11. It is well settled that temporary injunctions are governed not by the Act but by the provisions of the Civil Procedure Code, Order XXXIX, Rule 1 and a temporary injunction may be granted by a subordinate Court against a party even in respect of proceedings in a superior Court. So far as perpetual injunctions are concerned they are regulated by the Act and an injunction cannot be issued by a Court to stay proceedings in a Court not subordinate to that from which the injunction is issued. In Venkatesa Tawker v. Ramasami Chettiar 18 M. 338 : 6 Ind. Dec. (N.S.) 585 and Ramayyar v. Ram ayyar 21 M. 356 : 7 Ind. Dec. (N.S.) 608 it has been held that a Court cannot by reason of Clause (6) of Section 56 of the Act grant an injunction in respect of proceedings before itself. I am not aware of any case in which this view has been either accepted or dissented from. The objection, however, is one of a highly technical character and has, very little of sense in it, and puts an obstacle in some measure at least of a description which probably was never meant by the Legislature. The sources of this relief, the Courts of Chancery in England, made abundant use of injunction as a means of controlling proceedings in other Courts which were in theory perfectly independent of them.
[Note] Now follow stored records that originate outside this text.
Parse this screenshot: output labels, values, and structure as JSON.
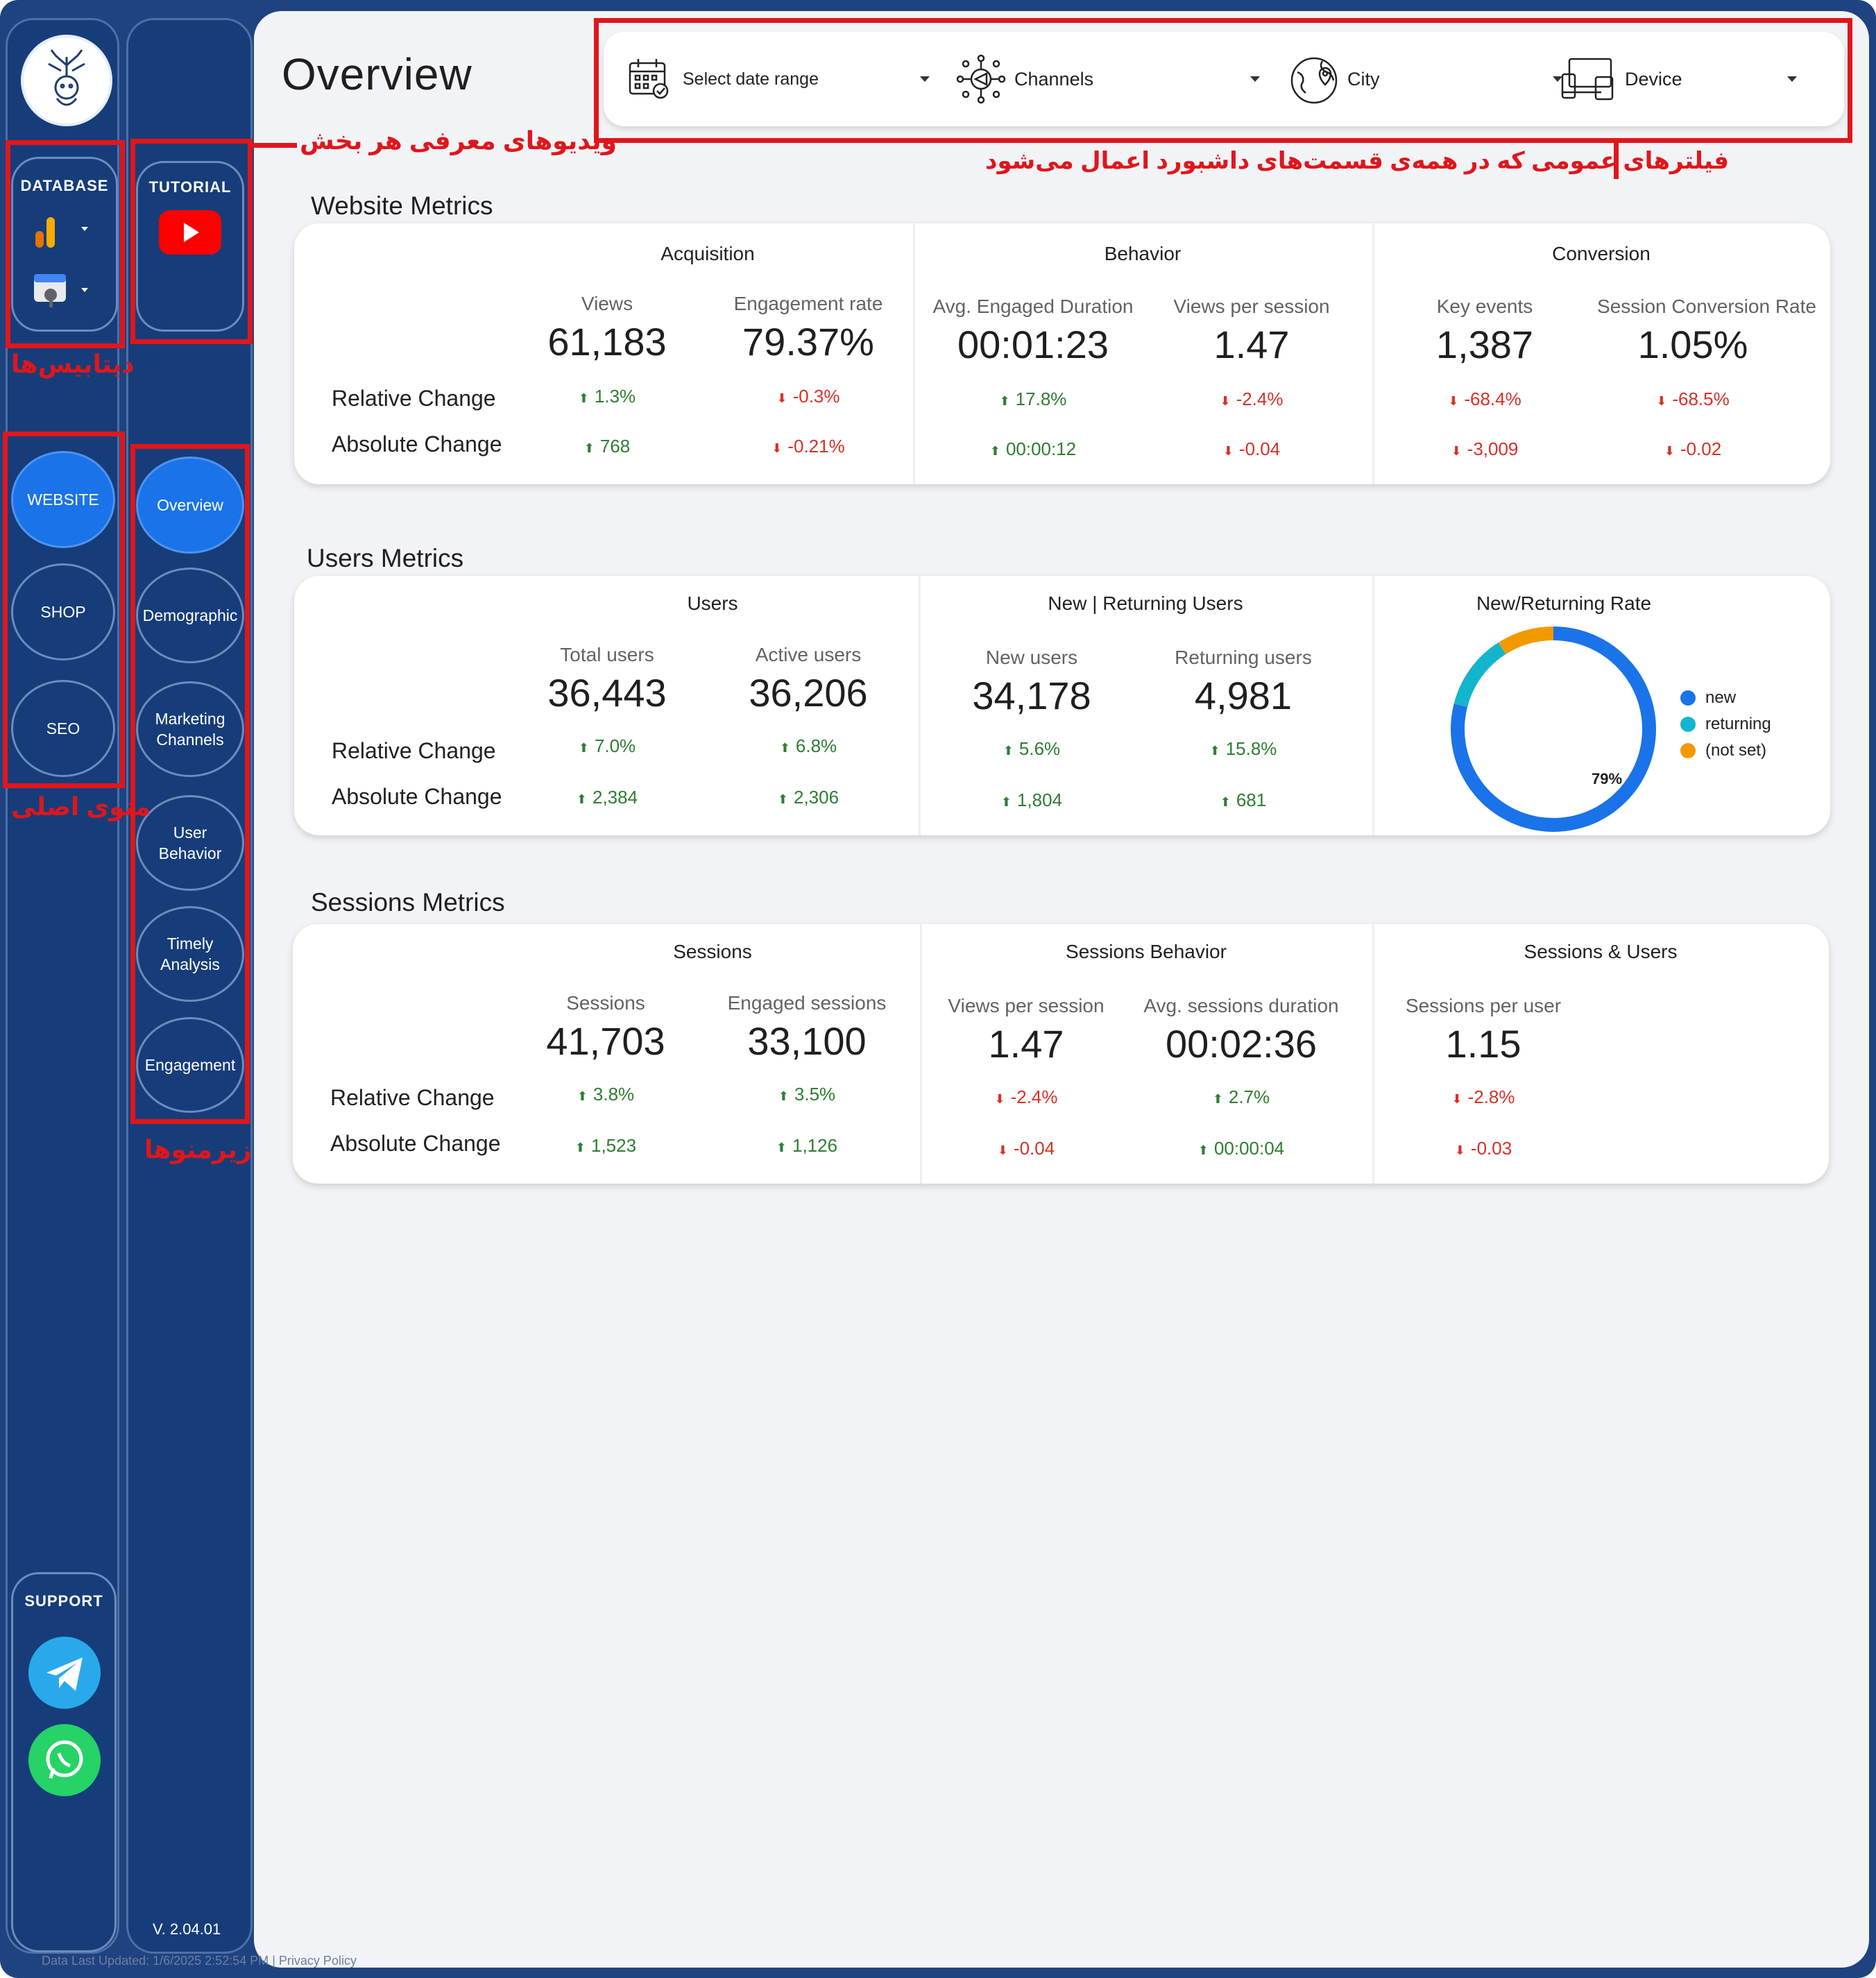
{
  "page": {
    "title": "Overview",
    "version": "V. 2.04.01"
  },
  "database": {
    "title": "DATABASE",
    "items": [
      {
        "icon": "google-analytics-icon"
      },
      {
        "icon": "search-console-icon"
      }
    ]
  },
  "tutorial": {
    "title": "TUTORIAL",
    "icon": "youtube-play-icon"
  },
  "main_menu": [
    {
      "label": "WEBSITE",
      "active": true
    },
    {
      "label": "SHOP",
      "active": false
    },
    {
      "label": "SEO",
      "active": false
    }
  ],
  "sub_menu": [
    {
      "label": "Overview",
      "active": true
    },
    {
      "label": "Demographic",
      "active": false
    },
    {
      "label": "Marketing Channels",
      "active": false
    },
    {
      "label": "User Behavior",
      "active": false
    },
    {
      "label": "Timely Analysis",
      "active": false
    },
    {
      "label": "Engagement",
      "active": false
    }
  ],
  "support": {
    "title": "SUPPORT",
    "items": [
      {
        "icon": "telegram-icon"
      },
      {
        "icon": "whatsapp-icon"
      }
    ]
  },
  "filters": [
    {
      "icon": "calendar-icon",
      "label": "Select date range"
    },
    {
      "icon": "channels-icon",
      "label": "Channels"
    },
    {
      "icon": "globe-pin-icon",
      "label": "City"
    },
    {
      "icon": "devices-icon",
      "label": "Device"
    }
  ],
  "annotations": {
    "tutorial_note": "ویدیوهای معرفی هر بخش",
    "filters_note": "فیلترهای عمومی که در همه‌ی قسمت‌های داشبورد اعمال می‌شود",
    "database_note": "دیتابیس‌ها",
    "main_menu_note": "منوی اصلی",
    "sub_menu_note": "زیرمنوها"
  },
  "row_labels": {
    "relative": "Relative Change",
    "absolute": "Absolute Change"
  },
  "website_metrics": {
    "title": "Website Metrics",
    "groups": [
      {
        "title": "Acquisition",
        "metrics": [
          {
            "label": "Views",
            "value": "61,183",
            "rel": "1.3%",
            "rel_dir": "up",
            "abs": "768",
            "abs_dir": "up"
          },
          {
            "label": "Engagement rate",
            "value": "79.37%",
            "rel": "-0.3%",
            "rel_dir": "down",
            "abs": "-0.21%",
            "abs_dir": "down"
          }
        ]
      },
      {
        "title": "Behavior",
        "metrics": [
          {
            "label": "Avg. Engaged Duration",
            "value": "00:01:23",
            "rel": "17.8%",
            "rel_dir": "up",
            "abs": "00:00:12",
            "abs_dir": "up"
          },
          {
            "label": "Views per session",
            "value": "1.47",
            "rel": "-2.4%",
            "rel_dir": "down",
            "abs": "-0.04",
            "abs_dir": "down"
          }
        ]
      },
      {
        "title": "Conversion",
        "metrics": [
          {
            "label": "Key events",
            "value": "1,387",
            "rel": "-68.4%",
            "rel_dir": "down",
            "abs": "-3,009",
            "abs_dir": "down"
          },
          {
            "label": "Session Conversion Rate",
            "value": "1.05%",
            "rel": "-68.5%",
            "rel_dir": "down",
            "abs": "-0.02",
            "abs_dir": "down"
          }
        ]
      }
    ]
  },
  "users_metrics": {
    "title": "Users Metrics",
    "groups": [
      {
        "title": "Users",
        "metrics": [
          {
            "label": "Total users",
            "value": "36,443",
            "rel": "7.0%",
            "rel_dir": "up",
            "abs": "2,384",
            "abs_dir": "up"
          },
          {
            "label": "Active users",
            "value": "36,206",
            "rel": "6.8%",
            "rel_dir": "up",
            "abs": "2,306",
            "abs_dir": "up"
          }
        ]
      },
      {
        "title": "New | Returning Users",
        "metrics": [
          {
            "label": "New users",
            "value": "34,178",
            "rel": "5.6%",
            "rel_dir": "up",
            "abs": "1,804",
            "abs_dir": "up"
          },
          {
            "label": "Returning users",
            "value": "4,981",
            "rel": "15.8%",
            "rel_dir": "up",
            "abs": "681",
            "abs_dir": "up"
          }
        ]
      }
    ],
    "donut": {
      "title": "New/Returning Rate",
      "center_label": "79%",
      "slices": [
        {
          "name": "new",
          "value": 79,
          "color": "#1a73e8"
        },
        {
          "name": "returning",
          "value": 12,
          "color": "#12b5cb"
        },
        {
          "name": "(not set)",
          "value": 9,
          "color": "#f29900"
        }
      ]
    }
  },
  "sessions_metrics": {
    "title": "Sessions Metrics",
    "groups": [
      {
        "title": "Sessions",
        "metrics": [
          {
            "label": "Sessions",
            "value": "41,703",
            "rel": "3.8%",
            "rel_dir": "up",
            "abs": "1,523",
            "abs_dir": "up"
          },
          {
            "label": "Engaged sessions",
            "value": "33,100",
            "rel": "3.5%",
            "rel_dir": "up",
            "abs": "1,126",
            "abs_dir": "up"
          }
        ]
      },
      {
        "title": "Sessions Behavior",
        "metrics": [
          {
            "label": "Views per session",
            "value": "1.47",
            "rel": "-2.4%",
            "rel_dir": "down",
            "abs": "-0.04",
            "abs_dir": "down"
          },
          {
            "label": "Avg. sessions duration",
            "value": "00:02:36",
            "rel": "2.7%",
            "rel_dir": "up",
            "abs": "00:00:04",
            "abs_dir": "up"
          }
        ]
      },
      {
        "title": "Sessions & Users",
        "metrics": [
          {
            "label": "Sessions per user",
            "value": "1.15",
            "rel": "-2.8%",
            "rel_dir": "down",
            "abs": "-0.03",
            "abs_dir": "down"
          }
        ]
      }
    ]
  },
  "footer": {
    "updated": "Data Last Updated: 1/6/2025 2:52:54 PM",
    "privacy": "Privacy Policy"
  }
}
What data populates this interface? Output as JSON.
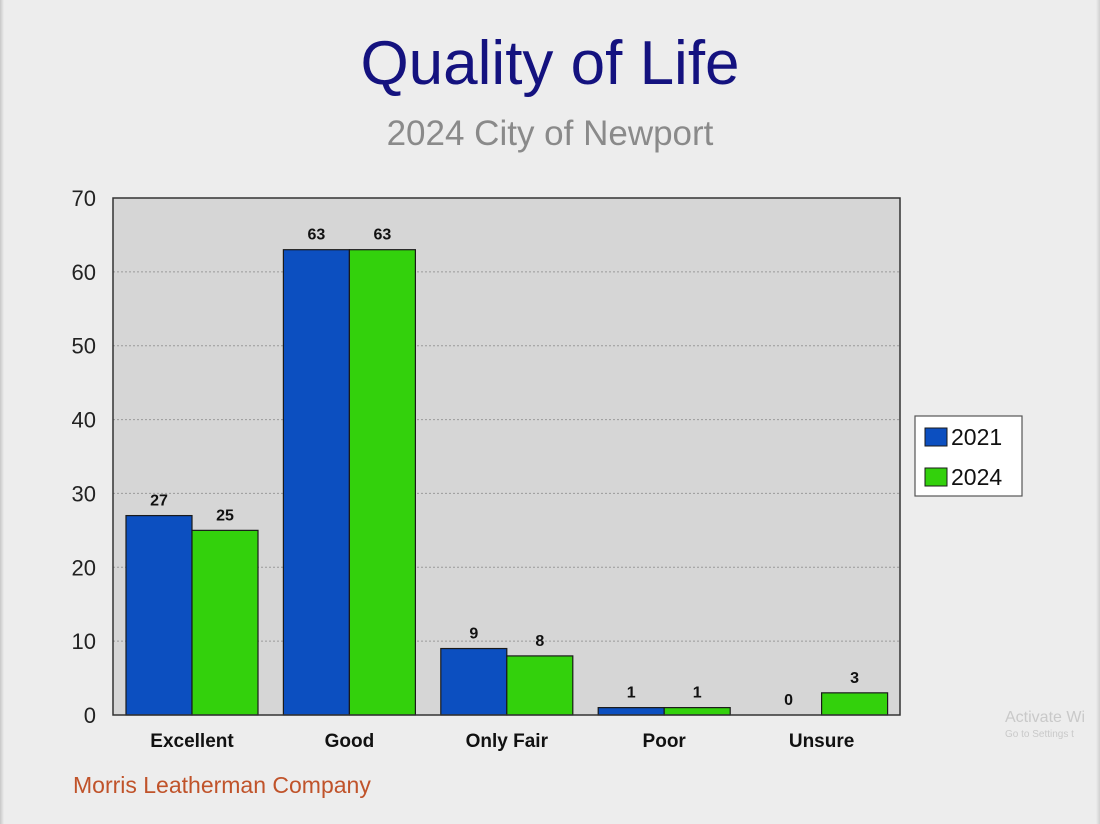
{
  "header": {
    "title": "Quality of Life",
    "subtitle": "2024 City of Newport"
  },
  "footer": {
    "credit": "Morris Leatherman Company"
  },
  "watermark": {
    "line1": "Activate Wi",
    "line2": "Go to Settings t"
  },
  "colors": {
    "series_2021": "#0c4fc0",
    "series_2024": "#33d10c",
    "plot_background": "#d6d6d6",
    "title": "#14127f",
    "subtitle": "#8a8a8a",
    "credit": "#c0532a"
  },
  "chart_data": {
    "type": "bar",
    "title": "Quality of Life",
    "subtitle": "2024 City of Newport",
    "categories": [
      "Excellent",
      "Good",
      "Only Fair",
      "Poor",
      "Unsure"
    ],
    "series": [
      {
        "name": "2021",
        "values": [
          27,
          63,
          9,
          1,
          0
        ]
      },
      {
        "name": "2024",
        "values": [
          25,
          63,
          8,
          1,
          3
        ]
      }
    ],
    "xlabel": "",
    "ylabel": "",
    "ylim": [
      0,
      70
    ],
    "yticks": [
      0,
      10,
      20,
      30,
      40,
      50,
      60,
      70
    ],
    "grid": true,
    "legend": "right",
    "data_labels": true
  }
}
This they did not by any order addressed to such Courts, nor by the assumption of any power to control them, but through the fundamental principle of their own jurisdiction of acting in personam and so compelling parses to suits before them to regulate their proceedings in other Courts in accordance with what the Courts of Chancery conceived to be the dictates of equity and good conscience in the particular case. It is difficult, to conceive on what principle a Court can be said to be not empowered to do in respect of proceedings before itself Avhat it thinks propers in respect of proceedings before another Court subordinate to it. I beg, therefore, to respectfully dissent from the view taken by the Madras High Court, in support of which I have not been able to discover any authority so far as any other High Court is concerned. So far as this Court is concerned I think I am not wrong in treating this question as res Integra. My view is that the prohibition operates only in respect of Courts which are not subordinate in the sense that they are coordinate or superior and not in respect of the Court, itself which must always be taken as competent to regulate its own proceedings.
12. In this view of the matter I must hold that the appellant's contentions fail and this appeal must be dismissed with costs.